Step 4: Build a Preswald Dashboard
We’ll build three Plotly charts and present them with Preswald:
- A line chart showing cholesterol estimates over time
- A bar chart comparing age-adjusted vs. crude estimates
- A scatter plot to visualize estimates across different subgroups
Here’s the full code with comments explaining each part:
import pandas as pd
import duckdb
import plotly.express as px
from preswald import text, plotly, view
con = duckdb.connect("md:my_db")
df = con.execute("SELECT * FROM DQS_Cholesterol_in_adults_age_20").df()
text("# Cholesterol Data Exploration")
text("Below are several charts that help us visualize cholesterol estimates.")
text("## Chart A: Trend of Cholesterol Estimates Over Time")
df_line = df.dropna(subset=["ESTIMATE"]).copy()
fig_a = px.line(
df_line,
x="TIME_PERIOD",
y="ESTIMATE",
color="ESTIMATE_TYPE",
markers=True,
title="Cholesterol Estimate by Time Period"
)
plotly(fig_a)
text("## Chart B: Comparison of Age Adjusted vs. Crude Estimates")
fig_b = px.bar(
df_line,
x="TIME_PERIOD",
y="ESTIMATE",
color="ESTIMATE_TYPE",
barmode="group",
title="Age Adjusted vs. Crude Estimates"
)
plotly(fig_b)
text("## Chart C: Scatter Plot of Estimate vs. Subgroup")
fig_c = px.scatter(
df_line,
x="SUBGROUP_ID",
y="ESTIMATE",
color="GROUP",
size="ESTIMATE",
hover_data=["TIME_PERIOD", "ESTIMATE_TYPE"],
title="Cholesterol Estimate by Subgroup"
)
plotly(fig_c)
view(df)
con.close()
What’s Happening in Each Section
- Connect to MotherDuck: We use
duckdb.connect("md:my_db") to establish a connection.
- Fetch Data: A simple SQL query to pull all rows from the
DQS_Cholesterol_in_adults_age_20 table into a DataFrame.
- Preswald Text: We insert headings and descriptions (
text()) so people viewing the dashboard know what they’re looking at.

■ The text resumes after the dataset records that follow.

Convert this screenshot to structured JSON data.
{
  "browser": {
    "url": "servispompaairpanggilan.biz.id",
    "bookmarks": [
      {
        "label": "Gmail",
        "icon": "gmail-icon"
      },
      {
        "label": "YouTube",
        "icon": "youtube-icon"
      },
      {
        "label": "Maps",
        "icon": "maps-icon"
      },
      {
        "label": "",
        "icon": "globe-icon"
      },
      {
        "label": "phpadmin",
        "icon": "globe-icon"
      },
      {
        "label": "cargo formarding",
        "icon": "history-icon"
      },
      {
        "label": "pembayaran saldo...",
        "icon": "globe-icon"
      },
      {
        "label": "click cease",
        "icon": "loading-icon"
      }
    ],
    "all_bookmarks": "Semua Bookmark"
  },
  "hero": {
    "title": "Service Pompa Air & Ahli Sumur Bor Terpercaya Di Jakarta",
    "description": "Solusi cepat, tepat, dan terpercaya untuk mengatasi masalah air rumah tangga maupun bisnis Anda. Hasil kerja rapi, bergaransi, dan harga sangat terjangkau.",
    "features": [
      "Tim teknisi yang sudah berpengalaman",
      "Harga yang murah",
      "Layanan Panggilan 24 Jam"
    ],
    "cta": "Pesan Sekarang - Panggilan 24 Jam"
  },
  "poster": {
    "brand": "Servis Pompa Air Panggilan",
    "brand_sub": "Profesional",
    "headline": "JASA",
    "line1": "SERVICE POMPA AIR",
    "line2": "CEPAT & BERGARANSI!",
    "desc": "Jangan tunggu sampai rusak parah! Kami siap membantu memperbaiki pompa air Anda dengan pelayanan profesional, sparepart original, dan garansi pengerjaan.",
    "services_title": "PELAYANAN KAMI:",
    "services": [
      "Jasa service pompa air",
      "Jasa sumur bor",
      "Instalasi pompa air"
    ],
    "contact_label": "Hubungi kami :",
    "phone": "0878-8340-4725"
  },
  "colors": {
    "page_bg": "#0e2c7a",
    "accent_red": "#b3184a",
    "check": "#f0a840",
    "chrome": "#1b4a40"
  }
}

- Line Chart: Shows cholesterol estimates vs. time, separated by
ESTIMATE_TYPE.
- Bar Chart: Compares different
ESTIMATE_TYPE categories within each time period (grouped bars).
- Scatter Plot: Visualizes how
ESTIMATE varies by SUBGROUP_ID (e.g., an age or demographic marker), coloring by GROUP.
- View: Finally, we call
view(df) to render everything as an interactive web app.